The Minnesota Colorectal Cancer Consortium recommends that each medical clinic establish a policy for colorectal carcinoma (CRC) screening. This will help to standardize care relative to CRC screening and provide clinical practice guidelines for clinicians to follow. With this goal in mind, BMC has elected to follow the recommendations of the American Gastroenterological Association and the U.S. Multisociety Task Force on Colorectal Cancer. Clinicians are encouraged to review these recommendations with their patients and screen them as appropriate.
PREFERRED STRATEGY:
Average Risk Patient
Colonoscopy beginning at age 50 years.
Repeat colonoscopy every 10 years.
Increased Risk Patient
Patient with one first degree relative with CRC or adenomatous polyps diagnosed at age <60 years or two or more first degree relatives regardless of age.
Colonoscopy beginning at age 40 years or 10 years younger than the earliest diagnosis in the family, whichever comes first.
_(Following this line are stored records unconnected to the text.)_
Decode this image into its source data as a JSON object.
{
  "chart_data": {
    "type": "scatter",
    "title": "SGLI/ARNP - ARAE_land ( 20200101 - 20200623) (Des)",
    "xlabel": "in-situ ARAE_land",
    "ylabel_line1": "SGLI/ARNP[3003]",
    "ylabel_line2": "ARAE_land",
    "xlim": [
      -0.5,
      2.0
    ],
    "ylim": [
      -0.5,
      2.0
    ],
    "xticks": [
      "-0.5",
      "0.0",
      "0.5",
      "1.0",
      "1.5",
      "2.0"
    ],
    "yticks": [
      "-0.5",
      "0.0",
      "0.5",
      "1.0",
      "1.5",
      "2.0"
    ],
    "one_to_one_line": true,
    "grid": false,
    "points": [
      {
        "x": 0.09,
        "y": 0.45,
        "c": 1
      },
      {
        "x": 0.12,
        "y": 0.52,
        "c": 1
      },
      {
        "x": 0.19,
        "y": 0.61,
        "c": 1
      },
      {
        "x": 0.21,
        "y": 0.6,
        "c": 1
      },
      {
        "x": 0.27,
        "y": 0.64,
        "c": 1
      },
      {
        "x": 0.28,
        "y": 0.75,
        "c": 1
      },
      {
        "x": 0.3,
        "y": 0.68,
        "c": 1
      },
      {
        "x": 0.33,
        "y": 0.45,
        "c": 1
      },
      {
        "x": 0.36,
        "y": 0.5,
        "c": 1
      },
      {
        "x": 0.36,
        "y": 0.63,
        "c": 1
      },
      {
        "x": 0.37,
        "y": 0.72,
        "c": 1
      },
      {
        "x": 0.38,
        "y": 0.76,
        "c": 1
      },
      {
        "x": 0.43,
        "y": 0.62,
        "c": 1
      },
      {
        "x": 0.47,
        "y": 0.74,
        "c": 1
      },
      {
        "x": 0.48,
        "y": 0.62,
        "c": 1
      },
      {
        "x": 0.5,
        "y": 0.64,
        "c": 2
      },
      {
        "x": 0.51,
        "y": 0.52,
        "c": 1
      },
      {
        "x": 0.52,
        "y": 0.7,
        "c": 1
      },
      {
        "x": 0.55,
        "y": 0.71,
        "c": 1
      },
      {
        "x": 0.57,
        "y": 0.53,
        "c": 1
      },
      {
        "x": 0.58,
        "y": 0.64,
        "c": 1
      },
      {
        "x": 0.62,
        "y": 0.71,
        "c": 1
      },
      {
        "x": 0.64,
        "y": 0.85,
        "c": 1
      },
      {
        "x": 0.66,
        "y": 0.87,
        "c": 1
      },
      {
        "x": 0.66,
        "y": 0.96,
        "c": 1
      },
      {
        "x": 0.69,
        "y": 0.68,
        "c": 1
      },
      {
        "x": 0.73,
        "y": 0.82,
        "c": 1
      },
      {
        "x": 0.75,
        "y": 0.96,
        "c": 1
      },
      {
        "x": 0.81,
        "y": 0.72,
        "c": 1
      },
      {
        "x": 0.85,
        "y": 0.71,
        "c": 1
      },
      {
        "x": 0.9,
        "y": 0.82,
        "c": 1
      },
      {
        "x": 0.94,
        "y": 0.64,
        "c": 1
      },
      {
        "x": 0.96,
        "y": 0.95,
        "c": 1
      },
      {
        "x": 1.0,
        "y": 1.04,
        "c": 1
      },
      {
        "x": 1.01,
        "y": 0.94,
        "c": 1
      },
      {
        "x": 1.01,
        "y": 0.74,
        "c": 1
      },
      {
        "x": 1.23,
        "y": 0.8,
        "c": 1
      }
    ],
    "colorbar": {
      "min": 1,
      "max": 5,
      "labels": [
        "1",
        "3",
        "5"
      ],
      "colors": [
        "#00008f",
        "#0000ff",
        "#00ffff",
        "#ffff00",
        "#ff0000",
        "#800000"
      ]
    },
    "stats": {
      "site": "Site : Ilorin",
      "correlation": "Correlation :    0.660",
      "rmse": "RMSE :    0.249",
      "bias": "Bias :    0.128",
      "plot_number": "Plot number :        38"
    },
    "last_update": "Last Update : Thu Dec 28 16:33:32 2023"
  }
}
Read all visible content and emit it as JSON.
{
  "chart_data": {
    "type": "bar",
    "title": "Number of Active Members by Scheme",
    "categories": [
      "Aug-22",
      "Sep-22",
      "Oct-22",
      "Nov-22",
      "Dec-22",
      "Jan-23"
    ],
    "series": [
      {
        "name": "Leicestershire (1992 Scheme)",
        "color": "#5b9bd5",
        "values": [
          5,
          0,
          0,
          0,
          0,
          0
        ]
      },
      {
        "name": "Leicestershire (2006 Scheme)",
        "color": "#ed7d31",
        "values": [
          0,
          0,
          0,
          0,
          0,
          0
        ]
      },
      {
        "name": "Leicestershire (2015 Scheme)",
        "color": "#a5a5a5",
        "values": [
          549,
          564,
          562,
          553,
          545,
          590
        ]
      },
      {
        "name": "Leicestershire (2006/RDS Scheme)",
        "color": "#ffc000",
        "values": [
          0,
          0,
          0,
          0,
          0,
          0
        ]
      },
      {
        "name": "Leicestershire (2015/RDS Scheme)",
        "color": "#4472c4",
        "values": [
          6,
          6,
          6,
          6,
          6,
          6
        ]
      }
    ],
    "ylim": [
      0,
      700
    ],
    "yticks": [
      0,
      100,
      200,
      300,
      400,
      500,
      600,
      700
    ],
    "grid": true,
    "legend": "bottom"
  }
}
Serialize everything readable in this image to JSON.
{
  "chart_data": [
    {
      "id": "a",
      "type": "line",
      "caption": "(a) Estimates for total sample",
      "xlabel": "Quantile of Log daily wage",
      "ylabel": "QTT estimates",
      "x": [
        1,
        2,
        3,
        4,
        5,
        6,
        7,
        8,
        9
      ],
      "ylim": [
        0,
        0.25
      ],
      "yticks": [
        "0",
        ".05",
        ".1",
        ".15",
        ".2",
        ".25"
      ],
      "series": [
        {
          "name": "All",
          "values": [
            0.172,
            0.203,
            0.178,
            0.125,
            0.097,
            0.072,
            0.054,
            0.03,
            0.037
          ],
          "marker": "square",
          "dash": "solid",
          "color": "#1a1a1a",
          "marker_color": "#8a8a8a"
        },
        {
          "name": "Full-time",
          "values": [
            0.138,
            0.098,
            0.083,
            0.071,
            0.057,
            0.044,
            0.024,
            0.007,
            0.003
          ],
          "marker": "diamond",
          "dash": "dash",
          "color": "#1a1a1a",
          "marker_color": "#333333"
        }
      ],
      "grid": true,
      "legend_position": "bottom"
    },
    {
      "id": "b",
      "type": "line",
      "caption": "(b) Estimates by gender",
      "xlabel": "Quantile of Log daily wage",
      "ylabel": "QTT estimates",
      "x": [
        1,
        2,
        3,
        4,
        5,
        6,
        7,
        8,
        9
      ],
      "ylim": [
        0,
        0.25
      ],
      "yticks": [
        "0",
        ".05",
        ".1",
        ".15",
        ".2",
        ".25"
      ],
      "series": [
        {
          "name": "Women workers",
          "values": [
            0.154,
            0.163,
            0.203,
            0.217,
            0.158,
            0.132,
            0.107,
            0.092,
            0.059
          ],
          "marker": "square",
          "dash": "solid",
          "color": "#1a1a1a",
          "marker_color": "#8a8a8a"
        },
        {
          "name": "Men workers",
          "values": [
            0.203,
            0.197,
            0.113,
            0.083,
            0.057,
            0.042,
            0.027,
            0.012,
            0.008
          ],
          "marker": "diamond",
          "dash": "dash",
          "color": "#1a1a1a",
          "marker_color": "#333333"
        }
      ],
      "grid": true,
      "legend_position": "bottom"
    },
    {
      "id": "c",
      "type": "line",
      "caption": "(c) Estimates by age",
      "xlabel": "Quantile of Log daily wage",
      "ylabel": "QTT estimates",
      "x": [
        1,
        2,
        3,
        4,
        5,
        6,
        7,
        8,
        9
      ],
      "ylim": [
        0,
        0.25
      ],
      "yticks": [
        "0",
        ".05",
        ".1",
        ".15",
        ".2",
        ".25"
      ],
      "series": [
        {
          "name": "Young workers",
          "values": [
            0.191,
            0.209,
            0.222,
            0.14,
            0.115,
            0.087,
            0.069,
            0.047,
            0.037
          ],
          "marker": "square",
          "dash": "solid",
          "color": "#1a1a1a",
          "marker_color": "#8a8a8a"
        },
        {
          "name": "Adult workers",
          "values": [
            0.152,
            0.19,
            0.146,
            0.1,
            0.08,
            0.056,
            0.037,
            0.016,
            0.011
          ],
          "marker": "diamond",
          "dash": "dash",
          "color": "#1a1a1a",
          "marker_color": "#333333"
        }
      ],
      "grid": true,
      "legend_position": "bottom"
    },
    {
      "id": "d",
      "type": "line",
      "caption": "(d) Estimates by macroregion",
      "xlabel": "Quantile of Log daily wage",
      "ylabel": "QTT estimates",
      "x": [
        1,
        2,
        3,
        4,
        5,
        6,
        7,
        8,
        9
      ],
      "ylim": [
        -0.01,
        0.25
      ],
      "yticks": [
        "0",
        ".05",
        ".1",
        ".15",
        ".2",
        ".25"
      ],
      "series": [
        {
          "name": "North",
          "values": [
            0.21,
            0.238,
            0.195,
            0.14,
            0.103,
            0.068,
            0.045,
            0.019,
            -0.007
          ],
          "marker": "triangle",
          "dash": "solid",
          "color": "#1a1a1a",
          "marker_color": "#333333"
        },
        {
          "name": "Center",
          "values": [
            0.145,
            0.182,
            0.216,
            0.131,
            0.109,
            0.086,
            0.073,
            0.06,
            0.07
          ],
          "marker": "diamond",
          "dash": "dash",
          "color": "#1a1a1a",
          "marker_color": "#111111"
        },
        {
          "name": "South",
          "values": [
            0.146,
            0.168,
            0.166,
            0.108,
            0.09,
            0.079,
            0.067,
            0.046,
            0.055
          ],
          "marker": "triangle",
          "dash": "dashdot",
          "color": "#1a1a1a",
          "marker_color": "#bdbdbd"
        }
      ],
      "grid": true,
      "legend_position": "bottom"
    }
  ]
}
Repeat colonoscopy every 5 years.
Patient with one first degree relative with CRC or adenomatous polyps at age 60 years or older or 2 or more second degree relatives of any age.
Colonoscopy beginning at age 40 years.
Repeat colonoscopy every 10 years.
ALTERNATIVE STRATEGY:
Average Risk Patient
Flexible sigmoidoscopy every 5 years with annual stool hemoccults beginning at age 50 years.
Increased Risk Patient
No alternative strategy
IN THE ADULT PATIENT WITH BRIGHT RED HEMATOCHEZIA, NO MATTER HOW TRIVIAL AND REGARDLESS OF THE PATIENT'S AGE OR FAMILY HISTORY, THE AVAILABLE LITERATURE SUPPORTS FULL COLONOSCOPY.